By Mark Fischenich
Congressman Tim Walz is part of a coalition of Republican and Democratic House members who believe they have a solution to the partisan gridlock on legislation to tackle America’s growing energy crisis.
The proposed legislation would allow more oil drilling off the nation’s coasts and use royalties paid for the drilling rights to finance alternative energy and conservation programs. It would maintain the ban on drilling in Alaska’s Arctic National Wildlife Refuge while releasing oil from the nation’s Strategic Petroleum Reserve to drive down prices in the short term.
“I think it’s what the public has been asking for,” Walz said.
The coalition, which Walz said was made up of 14 Republicans and 10 Democrats, has been meeting for about one month without the blessing or participation of House leaders from either party. A Mankato Democrat, Walz said the coalition’s hope is that House members will get an earful from constituents during their long August recess about the gridlock on energy in Washington and that the lawmakers will return in September looking for a compromise to enact.
“The cynics will say ‘No way,’” Walz said of the prospects of passing such a sweeping bill in the few remaining weeks before lawmakers devote their full attention to campaigning. “... When they go home (for the August break), we think the public is going to be asking members, ‘Why don’t you sign on to this bill?’”
The process involved in developing the bill left longtime members saying it was one of the more refreshing experiences they’ve had in Congress, Walz said of the way compromises were negotiated and agreement was reached.
“There was no talk with leadership, no talk with lobbyists,” he said. “It was 24 members sitting in a room.”
The key compromise involves lifting some — but not all — restrictions on offshore drilling in the Outer Continental Shelf.
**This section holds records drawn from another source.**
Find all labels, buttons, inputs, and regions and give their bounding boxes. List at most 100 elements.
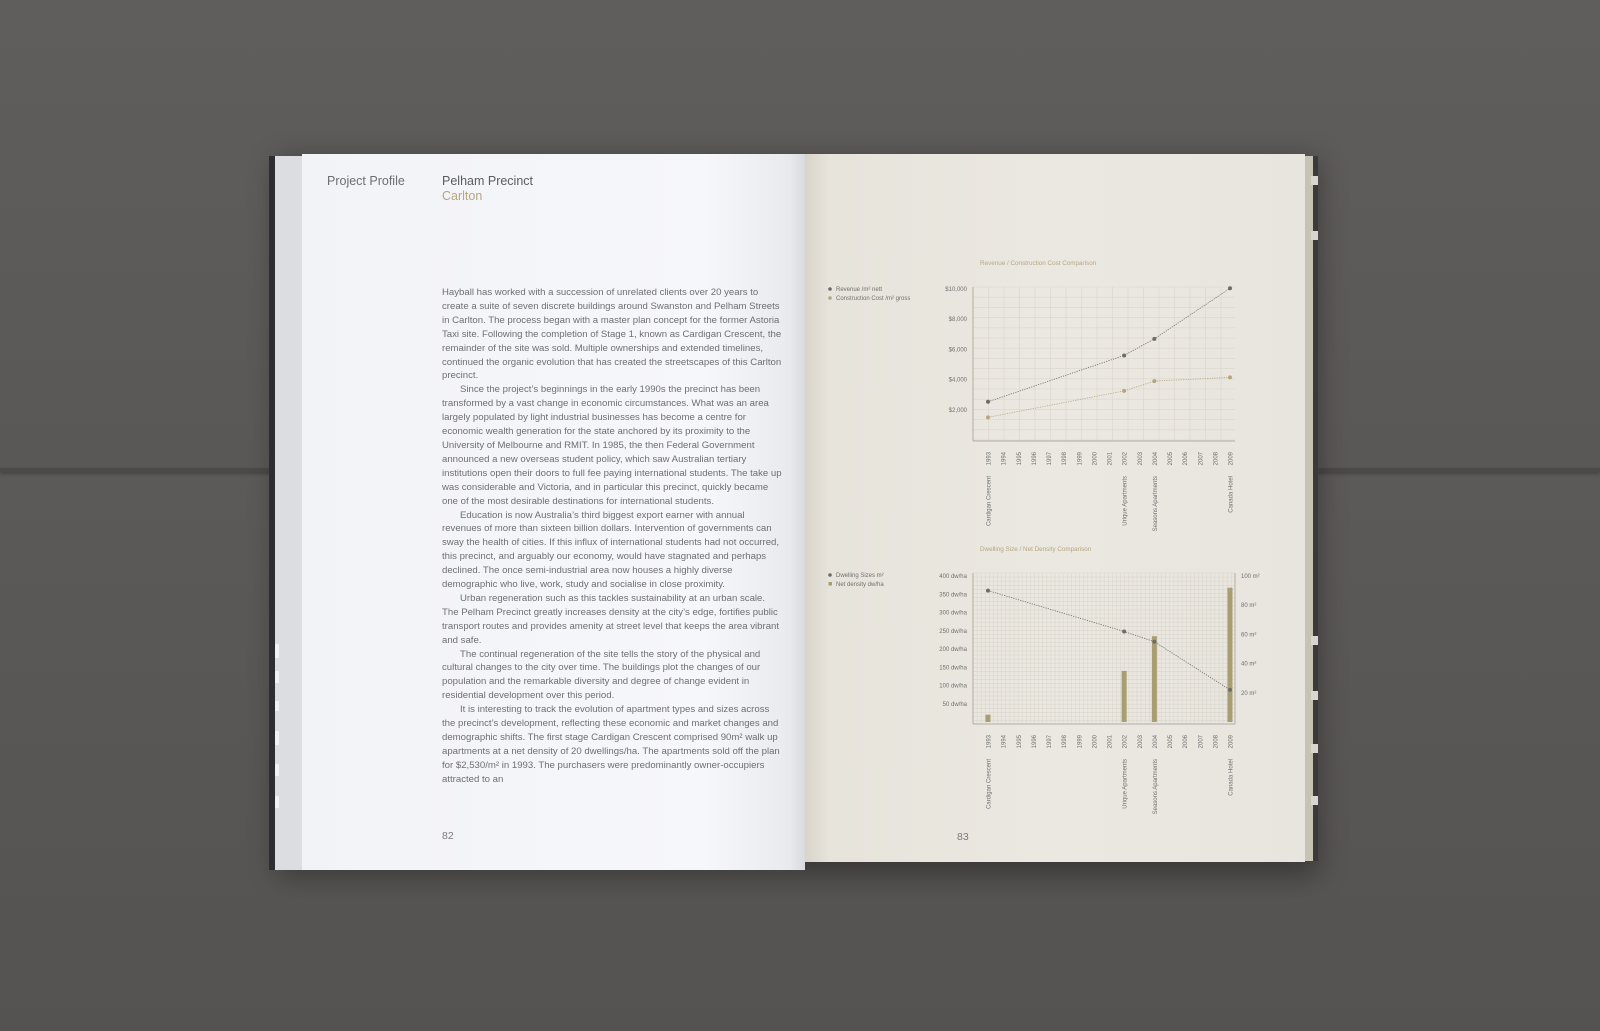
data-point	[1152, 379, 1157, 384]
paragraph: Since the project’s beginnings in the ea…	[442, 384, 782, 507]
data-point	[986, 399, 990, 404]
x-project-label: Canada Hotel	[1229, 759, 1235, 796]
revenue-cost-chart: Revenue / Construction Cost Comparison $1…	[828, 260, 1235, 531]
paragraph: It is interesting to track the evolution…	[442, 704, 780, 785]
paragraph: Education is now Australia’s third bigge…	[442, 509, 780, 591]
x-tick-label: 1996	[1032, 734, 1038, 748]
x-tick-label: 1998	[1062, 451, 1068, 465]
x-tick-label: 2006	[1183, 734, 1189, 748]
x-project-label: Urique Apartments	[1123, 759, 1129, 809]
x-tick-label: 1995	[1017, 734, 1023, 748]
y-tick-label-left: 300 dw/ha	[939, 611, 967, 617]
x-tick-label: 2001	[1108, 451, 1114, 465]
legend-marker	[828, 573, 832, 577]
y-tick-label-left: 150 dw/ha	[939, 665, 967, 671]
data-point	[1122, 353, 1127, 358]
x-tick-label: 2003	[1138, 451, 1144, 465]
data-point	[1152, 639, 1157, 644]
legend-label: Net density dw/ha	[836, 582, 884, 588]
x-tick-label: 2002	[1123, 451, 1129, 465]
x-tick-label: 1994	[1002, 734, 1008, 748]
y-tick-label-left: 50 dw/ha	[943, 702, 968, 708]
series-line	[987, 287, 1231, 403]
x-tick-label: 2004	[1153, 451, 1159, 465]
x-tick-label: 2006	[1183, 451, 1189, 465]
paragraph: Hayball has worked with a succession of …	[442, 287, 782, 382]
left-page: Project Profile Pelham Precinct Carlton …	[302, 154, 805, 870]
chart-title: Revenue / Construction Cost Comparison	[980, 260, 1097, 267]
data-point	[1228, 687, 1232, 692]
paragraph: The continual regeneration of the site t…	[442, 648, 761, 702]
x-tick-label: 2009	[1229, 451, 1235, 465]
x-tick-label: 2007	[1198, 451, 1204, 465]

Removing virtually all restrictions on offshore drilling has become the chief strategy of Republican leaders, including GOP presidential candidate John McCain.
Top congressional Democrats and presidential candidate Barack Obama oppose offshore drilling beyond areas where it is already allowed. Instead, they’ve focused on legislation aimed at oil market speculators who they say have needlessly driven the price of oil to record levels.
Both sides in the dispute accuse the others of trying to divert attention from the real issue.
A few weeks ago, Walz was making similar arguments as Democratic leaders about the ineffectiveness of more offshore drilling.
He says now that the compromise shows that offshore drilling can be done in a reasonable way that invests proceeds into long-term energy solutions. Drilling restrictions will remain where needed to protect areas where tourism, the environment and the needs of the U.S. Navy would be undermined by oil platforms, he said.
But the vast majority of offshore oil will be accessible to drilling, providing future domestic oil reserves. In return, an estimated $2.6 trillion in royalties will be paid to the government with nearly $1 trillion dedicated to transitioning the nation to renewable energy sources and conservation.
The idea was already garnering some supporters Wednesday.
“There’s been a pretty big push today in co-sponsors and people who want to get on it. By the end of the day, I’m hoping we’ll have more than 50,” said Walz, who expects that number will grow after lawmakers spend some time with constituents next month. “... It’s kind of using the leverage of the public.”